Technological Determinism, was Re: (Don't read this if .....

JKSCHW at aol.com JKSCHW at aol.com
Sat Jan 29 19:50:08 PST 2000


Carroll, how do I sign up for pen-l?

In a message dated 00-01-29 16:19:56 EST, Justin writes:

<< But Marx believes

> that there is a progressive series of modes of production froim slavery

> through feudalism to capitalism to communism, driven by an internal dynamic.

> See, inter alia, the 1859 Preface. Rorty rejects that sort of model.

This of course is a matter of immense debate *among* Marxists. One

position (Brenner, Thompson, Wood among others] is that (a) the

totality of Marx's work does *not* exhibit any belief in such an

"internal dynamic" in history and (b) those passages in Marx where

he does express (or seem to express) such a belief are wrong. The

claim to an "internal dynamic" in history as a whole (rather than

just in capitalism) reduces history to a technological determinism

which is inconsistent with the overwhelming bulk of Marx's

work. A few months ago this was debated out at terrifying length on

Pen-L, and I'm not going to repeat any of the arguments here.

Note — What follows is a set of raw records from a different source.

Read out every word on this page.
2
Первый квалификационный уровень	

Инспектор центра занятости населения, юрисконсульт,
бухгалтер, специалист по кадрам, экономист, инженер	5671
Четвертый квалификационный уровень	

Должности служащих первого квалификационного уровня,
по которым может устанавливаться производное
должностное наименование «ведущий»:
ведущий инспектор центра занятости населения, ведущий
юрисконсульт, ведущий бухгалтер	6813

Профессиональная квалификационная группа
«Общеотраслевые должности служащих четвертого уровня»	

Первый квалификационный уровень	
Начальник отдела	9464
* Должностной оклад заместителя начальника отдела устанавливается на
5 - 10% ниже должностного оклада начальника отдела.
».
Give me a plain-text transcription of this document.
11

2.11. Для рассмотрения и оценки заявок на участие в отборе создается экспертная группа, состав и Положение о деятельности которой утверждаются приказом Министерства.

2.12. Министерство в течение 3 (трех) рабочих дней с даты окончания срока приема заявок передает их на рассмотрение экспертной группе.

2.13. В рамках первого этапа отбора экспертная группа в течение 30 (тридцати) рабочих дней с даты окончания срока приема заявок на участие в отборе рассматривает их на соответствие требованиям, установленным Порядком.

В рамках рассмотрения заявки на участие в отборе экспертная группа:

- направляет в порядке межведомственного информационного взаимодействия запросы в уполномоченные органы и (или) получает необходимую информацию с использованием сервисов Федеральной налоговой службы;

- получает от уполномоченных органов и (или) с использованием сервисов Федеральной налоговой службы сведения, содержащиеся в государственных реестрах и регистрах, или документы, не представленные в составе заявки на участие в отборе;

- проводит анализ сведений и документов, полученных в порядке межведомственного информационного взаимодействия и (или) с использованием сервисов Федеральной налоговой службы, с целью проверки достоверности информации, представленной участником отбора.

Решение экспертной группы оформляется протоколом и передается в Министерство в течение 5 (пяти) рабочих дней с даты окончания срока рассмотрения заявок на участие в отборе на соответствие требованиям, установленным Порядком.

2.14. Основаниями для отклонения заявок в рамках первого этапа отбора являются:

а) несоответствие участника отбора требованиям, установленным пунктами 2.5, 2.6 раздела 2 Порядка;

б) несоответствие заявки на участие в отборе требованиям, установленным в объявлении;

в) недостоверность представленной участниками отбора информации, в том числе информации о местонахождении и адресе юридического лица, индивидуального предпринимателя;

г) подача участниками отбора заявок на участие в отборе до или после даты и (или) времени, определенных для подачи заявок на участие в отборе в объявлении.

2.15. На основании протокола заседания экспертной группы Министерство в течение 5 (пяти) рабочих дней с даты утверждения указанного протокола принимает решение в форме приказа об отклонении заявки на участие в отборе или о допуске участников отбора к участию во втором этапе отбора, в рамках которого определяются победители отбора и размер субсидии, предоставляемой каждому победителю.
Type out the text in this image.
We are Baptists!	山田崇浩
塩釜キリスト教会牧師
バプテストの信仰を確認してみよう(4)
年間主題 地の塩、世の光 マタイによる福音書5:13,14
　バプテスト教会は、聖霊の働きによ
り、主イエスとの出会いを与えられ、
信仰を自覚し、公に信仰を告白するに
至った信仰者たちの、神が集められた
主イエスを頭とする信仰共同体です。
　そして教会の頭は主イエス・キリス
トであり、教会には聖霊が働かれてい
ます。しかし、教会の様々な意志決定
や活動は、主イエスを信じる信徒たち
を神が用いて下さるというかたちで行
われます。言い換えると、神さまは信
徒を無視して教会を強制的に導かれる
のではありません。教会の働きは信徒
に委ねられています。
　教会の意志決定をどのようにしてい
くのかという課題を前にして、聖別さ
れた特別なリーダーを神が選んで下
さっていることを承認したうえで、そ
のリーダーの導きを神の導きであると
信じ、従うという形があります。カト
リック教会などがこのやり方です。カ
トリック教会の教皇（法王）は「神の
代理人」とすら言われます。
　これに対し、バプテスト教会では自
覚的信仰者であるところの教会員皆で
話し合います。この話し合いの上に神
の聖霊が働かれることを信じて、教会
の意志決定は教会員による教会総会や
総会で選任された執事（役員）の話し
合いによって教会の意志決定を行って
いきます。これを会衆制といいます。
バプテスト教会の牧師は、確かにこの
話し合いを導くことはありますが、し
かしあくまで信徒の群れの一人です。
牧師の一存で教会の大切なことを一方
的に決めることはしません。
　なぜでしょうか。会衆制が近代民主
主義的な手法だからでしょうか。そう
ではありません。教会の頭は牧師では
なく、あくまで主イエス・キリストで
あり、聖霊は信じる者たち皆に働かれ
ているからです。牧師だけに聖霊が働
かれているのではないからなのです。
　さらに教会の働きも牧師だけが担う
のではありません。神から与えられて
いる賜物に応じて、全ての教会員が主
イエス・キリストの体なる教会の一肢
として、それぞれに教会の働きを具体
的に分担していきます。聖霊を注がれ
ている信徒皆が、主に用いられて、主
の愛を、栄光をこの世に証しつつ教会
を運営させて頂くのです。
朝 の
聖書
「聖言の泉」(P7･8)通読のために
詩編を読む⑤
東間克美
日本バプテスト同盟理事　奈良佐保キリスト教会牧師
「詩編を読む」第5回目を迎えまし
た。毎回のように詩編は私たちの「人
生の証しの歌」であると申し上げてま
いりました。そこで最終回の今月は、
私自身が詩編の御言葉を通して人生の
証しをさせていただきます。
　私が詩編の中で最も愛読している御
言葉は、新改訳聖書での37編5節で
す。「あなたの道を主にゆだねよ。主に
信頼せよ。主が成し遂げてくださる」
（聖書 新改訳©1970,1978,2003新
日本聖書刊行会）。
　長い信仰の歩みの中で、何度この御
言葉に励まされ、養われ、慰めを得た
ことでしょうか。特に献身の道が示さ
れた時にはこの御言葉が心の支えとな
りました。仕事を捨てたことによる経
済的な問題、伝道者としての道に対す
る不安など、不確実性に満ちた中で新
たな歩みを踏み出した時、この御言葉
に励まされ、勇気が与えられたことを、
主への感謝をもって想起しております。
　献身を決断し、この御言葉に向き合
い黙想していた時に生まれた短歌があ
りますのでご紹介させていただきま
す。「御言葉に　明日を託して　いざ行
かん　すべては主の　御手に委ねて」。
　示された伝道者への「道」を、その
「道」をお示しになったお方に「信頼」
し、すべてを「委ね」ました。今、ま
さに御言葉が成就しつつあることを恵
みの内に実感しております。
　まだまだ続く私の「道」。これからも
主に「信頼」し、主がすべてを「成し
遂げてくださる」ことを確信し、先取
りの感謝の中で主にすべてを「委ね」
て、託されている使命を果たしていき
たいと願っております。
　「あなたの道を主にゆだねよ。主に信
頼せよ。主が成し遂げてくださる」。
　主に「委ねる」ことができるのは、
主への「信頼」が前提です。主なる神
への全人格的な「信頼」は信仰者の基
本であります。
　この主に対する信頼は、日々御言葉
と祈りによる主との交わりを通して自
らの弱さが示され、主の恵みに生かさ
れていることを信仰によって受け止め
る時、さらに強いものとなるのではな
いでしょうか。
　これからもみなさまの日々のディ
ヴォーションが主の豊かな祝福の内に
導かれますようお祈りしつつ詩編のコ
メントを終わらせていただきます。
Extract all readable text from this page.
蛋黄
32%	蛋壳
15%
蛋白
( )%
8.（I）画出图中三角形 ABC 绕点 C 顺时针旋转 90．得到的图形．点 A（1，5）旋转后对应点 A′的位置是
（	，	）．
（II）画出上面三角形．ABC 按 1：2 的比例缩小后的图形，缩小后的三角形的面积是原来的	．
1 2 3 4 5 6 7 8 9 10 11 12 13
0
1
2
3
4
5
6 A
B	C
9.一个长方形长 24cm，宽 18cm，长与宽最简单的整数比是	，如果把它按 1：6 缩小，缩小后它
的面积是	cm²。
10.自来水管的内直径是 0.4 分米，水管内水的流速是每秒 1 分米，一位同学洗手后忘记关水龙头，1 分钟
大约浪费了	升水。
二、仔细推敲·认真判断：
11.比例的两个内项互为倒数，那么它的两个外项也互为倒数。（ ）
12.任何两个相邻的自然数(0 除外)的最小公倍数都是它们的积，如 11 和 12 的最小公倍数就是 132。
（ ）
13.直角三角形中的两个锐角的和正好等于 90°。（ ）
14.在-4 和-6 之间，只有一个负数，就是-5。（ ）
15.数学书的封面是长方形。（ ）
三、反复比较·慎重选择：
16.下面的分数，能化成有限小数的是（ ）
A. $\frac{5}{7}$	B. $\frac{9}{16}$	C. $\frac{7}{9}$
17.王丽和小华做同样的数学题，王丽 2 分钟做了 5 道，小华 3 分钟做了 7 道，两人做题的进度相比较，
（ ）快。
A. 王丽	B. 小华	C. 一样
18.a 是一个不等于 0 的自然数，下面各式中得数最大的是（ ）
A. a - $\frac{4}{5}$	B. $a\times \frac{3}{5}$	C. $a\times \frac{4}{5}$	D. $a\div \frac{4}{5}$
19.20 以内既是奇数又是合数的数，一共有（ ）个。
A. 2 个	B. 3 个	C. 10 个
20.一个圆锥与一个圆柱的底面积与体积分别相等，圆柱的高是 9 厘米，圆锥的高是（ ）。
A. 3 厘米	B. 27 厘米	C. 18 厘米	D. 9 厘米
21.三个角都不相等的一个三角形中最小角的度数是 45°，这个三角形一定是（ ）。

OK, so if you don't want to start something, you shouldn't statrt something. In fact I was just noting that pace Angela, Rorty rejects a view often attributed to Marx in the old left circles R grew up near.

But if you want to get particualt about it, I didn't say that that view of Marx committed him to technological determinsim or a rigid sequence of stages or hsirorical inevitability. You don't have to buy into Plekahnov or G.A. Cohen. The view can just be that there is a rough a sequence of stages in which the later ones count as progress over the earlier ones and one gets fron one to another by some sort of dynamic internal to the stages.

That's weak eniugh that I believe it be true myself. I have discussed this in my paper Relativism, Reflective Equilibrium, and Justice, Legal Studies 1997. But Rorty and the other pomos would rejewct even that very weak historical progressivism.

Brenner doesn't actually offer interpretations of Marx at all, just accounts of the rise of capitalism. By Wood I presume you mean Ellen M. Wood, not Allan Wood, the analytical Marxist, who does in fact think that Marx is a pretty rigid historical determinist. By Thompson I guess you mean E.P. Thompson, who has strong views about (against) stagism, historical inevitability, etc., and ideas about what _Marxists_ should think, but nothing much to say about the interpretation of the work of Karl Marx. The best interpretive case against a technological determinsit, stagist, inevitabilist reading of Marx himself is probably Richard Miller's in Analyzing Marx. (Miller was an analytical Marxist, he since given up on socialsim because he thinks markets are here to stay.)

If you want to know what I think, I think the matter is important because the issue of how determinist, etc, Marx was is important to the overall defensibility of his thought. I think he's inconsistent. He has a very strong, absolutely crystal clear, completely unavoidable commitment to a historical teleology driven by the productive forcesl it's not just in the 1859 Preface. I think this view is inconsistent with the facts about the rose of capitalism on which Marx himself relies, but he doesn't seem to notice this.

He also has a quite different sort of historical teleology driven by class struggle that is a lot less rigid and a lot less expressly articulated. It is hard to square with the first sort. He uses either kind somewhat inconsistently in his actual historical analyses, where he is prone to talk in terms of demogarphy, geography, ideology, etc., without tying these too tightly to either kind of "materialist" explanation. For a good reconstruction of Marx's historical analyses in capital, see David Little's The Scientific Marx.